Ted Kim is a graduate of Genetics & Biotech whose day job is as a data scientist, but who also volunteers with Xalgorithms to structure the GIS data needed for the Earth Reserve Index. He has been selecting and processing NASA and the European Space Agency’s satellite data using such as the RESOLVE Ecoregions 2017 dataset through Google Earth Engine that categorized our planet in 846 ecoregions. This geoJSON dataset tracks “Normalized Difference Vegetation Index” (NDVI) on a 16 day cycle, along with a “Nature Needs Half” measurement that measures the protection 50% of the biosphere and he now has this data organized according to each ecoregion as a shapefile.
Ted’s prior work provides me with a valuable understanding of how to work with enormous data sets. And Both Amanda and Jake’s work is important for my own critical review and understanding of how the framework will operate. The next steps are now to collaborate with these and others in the Xalgorithms community to structure the ecoregion NDVI data into a set of look-up tables on the Internet, using the Data With Direction Specification and open data licencing, so that anyone (not only Amanda’s and Jake’s models) can use this information on-demand.
ERA is one of several initiatives hosted by Xalgorithms Foundation, each of which make use of the general purpose specifications and components being created to transmit and find ‘must-may-should’ data (i.e. ‘normative’ data) via ‘an Internet of Rules’. The design is intended for use across a wide range of disciplines and industries. And everything the Xalgorithms community produces and hosts is under free/libre/open source licensing.
My challenge is to jump in, try to hit the ground running, and collaborate towards furthering the work that has already been done. The other part of my role, writing blogs, helps deepen my understanding, and hopefully provides a little more context on what’s going on with ERA from my perspective. I get to write these as I learn my way through the design and data processing work, so for those reading, this is an invitation to join me and us.

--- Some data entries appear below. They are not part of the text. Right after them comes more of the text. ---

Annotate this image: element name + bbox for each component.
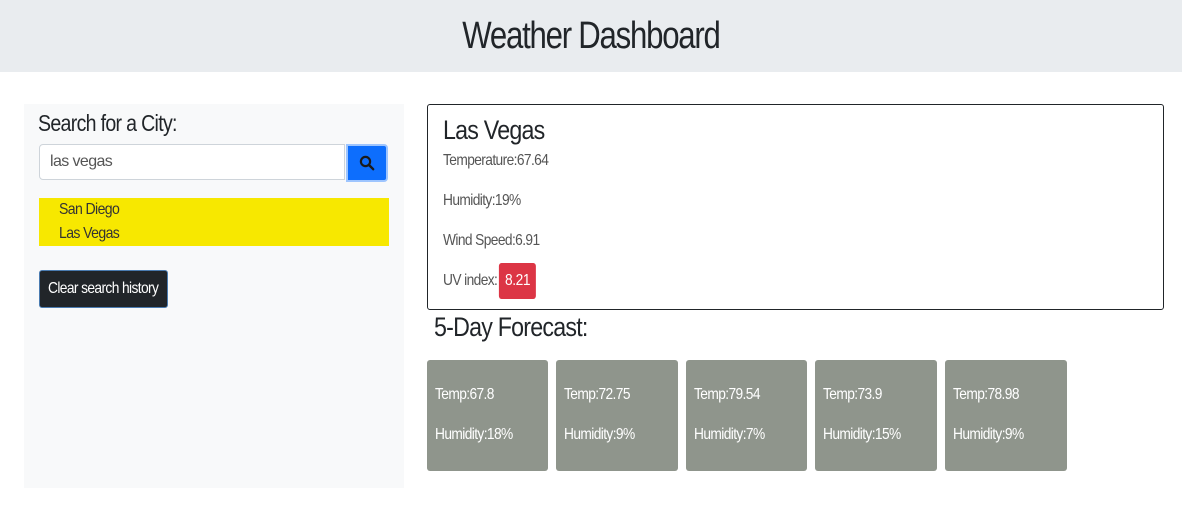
forecast-card: Temp:72.75 Humidity:9%	[556, 360, 678, 471]
forecast-humidity: Humidity:18%	[435, 426, 513, 443]
search-icon	[359, 155, 375, 171]
forecast-card: Temp:67.8 Humidity:18%	[427, 360, 548, 471]
forecast-title: 5-Day Forecast:	[434, 312, 588, 342]
wind-speed-text: Wind Speed:6.91	[443, 232, 540, 249]
temperature-text: Temperature:67.64	[443, 152, 549, 169]
uv-index-label: UV index:	[443, 272, 498, 289]
search-history-list: San Diego Las Vegas	[39, 198, 389, 246]
current-weather-card: Las Vegas Temperature:67.64 Humidity:19%…	[427, 104, 1164, 310]
history-item-san-diego[interactable]: San Diego	[59, 201, 120, 219]
city-search-input[interactable]	[39, 144, 345, 180]
search-title: Search for a City:	[38, 110, 177, 136]
forecast-humidity: Humidity:7%	[694, 426, 765, 443]
forecast-temp: Temp:72.75	[564, 386, 630, 403]
search-button[interactable]	[346, 144, 388, 182]
forecast-humidity: Humidity:9%	[564, 426, 635, 443]
humidity-text: Humidity:19%	[443, 192, 521, 209]
clear-history-button[interactable]: Clear search history	[39, 270, 168, 308]
forecast-temp: Temp:78.98	[953, 386, 1019, 403]
page-title: Weather Dashboard	[462, 14, 721, 57]
forecast-card: Temp:73.9 Humidity:15%	[815, 360, 937, 471]
clear-history-label: Clear search history	[48, 280, 159, 297]
forecast-temp: Temp:67.8	[435, 386, 494, 403]
uv-index-row: UV index: 8.21	[443, 263, 537, 299]
forecast-humidity: Humidity:9%	[953, 426, 1024, 443]
history-item-las-vegas[interactable]: Las Vegas	[59, 225, 120, 243]
forecast-temp: Temp:73.9	[823, 386, 882, 403]
uv-index-badge: 8.21	[498, 263, 537, 299]
city-name: Las Vegas	[443, 115, 545, 145]
forecast-humidity: Humidity:15%	[823, 426, 901, 443]
search-panel: Search for a City: San Diego Las Vegas C…	[24, 104, 404, 488]
page-header: Weather Dashboard	[0, 0, 1182, 72]
forecast-card: Temp:78.98 Humidity:9%	[945, 360, 1067, 471]
forecast-temp: Temp:79.54	[694, 386, 760, 403]
forecast-card: Temp:79.54 Humidity:7%	[686, 360, 807, 471]
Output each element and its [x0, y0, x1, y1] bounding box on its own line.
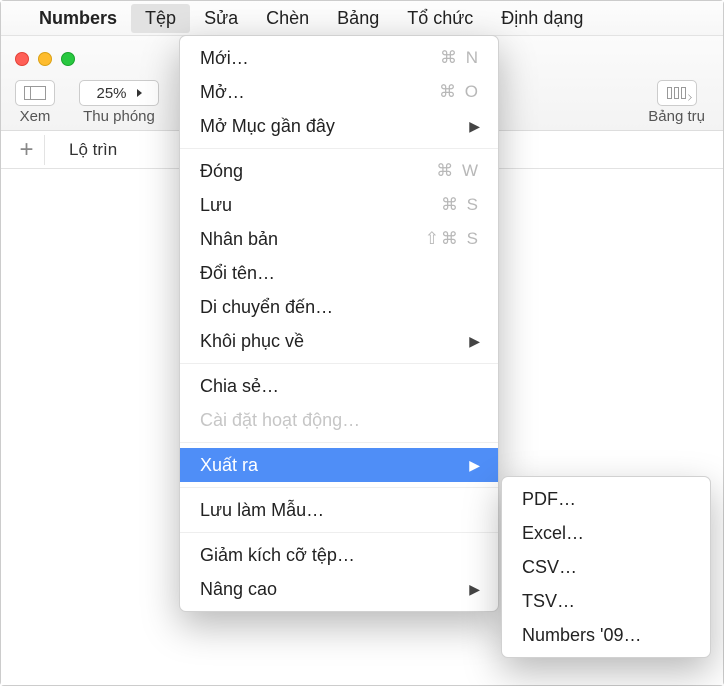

ERA is a way to transform the way we think of ecological systems integrity and also how we think about monetary systems integrity: the general idea is to align these two. As someone who studies environmental science, my own goal in my studies is to find ways that mitigate the impacts of climate change, while doing it through a lens that benefits everyone. Excitingly, the ERA framework fits that. It is unique because it takes things a step back from solutions like carbon pricing or cap-and-trade, and completely revitalizes the way we should view Earth's ecological integrity and resource availability and anchors monetary value to those factors. I'm ready to start really getting involved. I feel like I’m a part of something bigger than myself and working on a concept that aligns with my personal goals. And now that I am starting to have a tangible grasp on what’s going on, I’m happy to share this first report with you.
Deja Newton
Deja has been contributing to Xalgorithims since the beginning of 2021, collaborating on Geographic Information System (GIS) data implementation in the Earth Reserve Assurance (ERA) design and communicating her journey and through blogs. Deja is an Environmental Planner and avid environmentalist.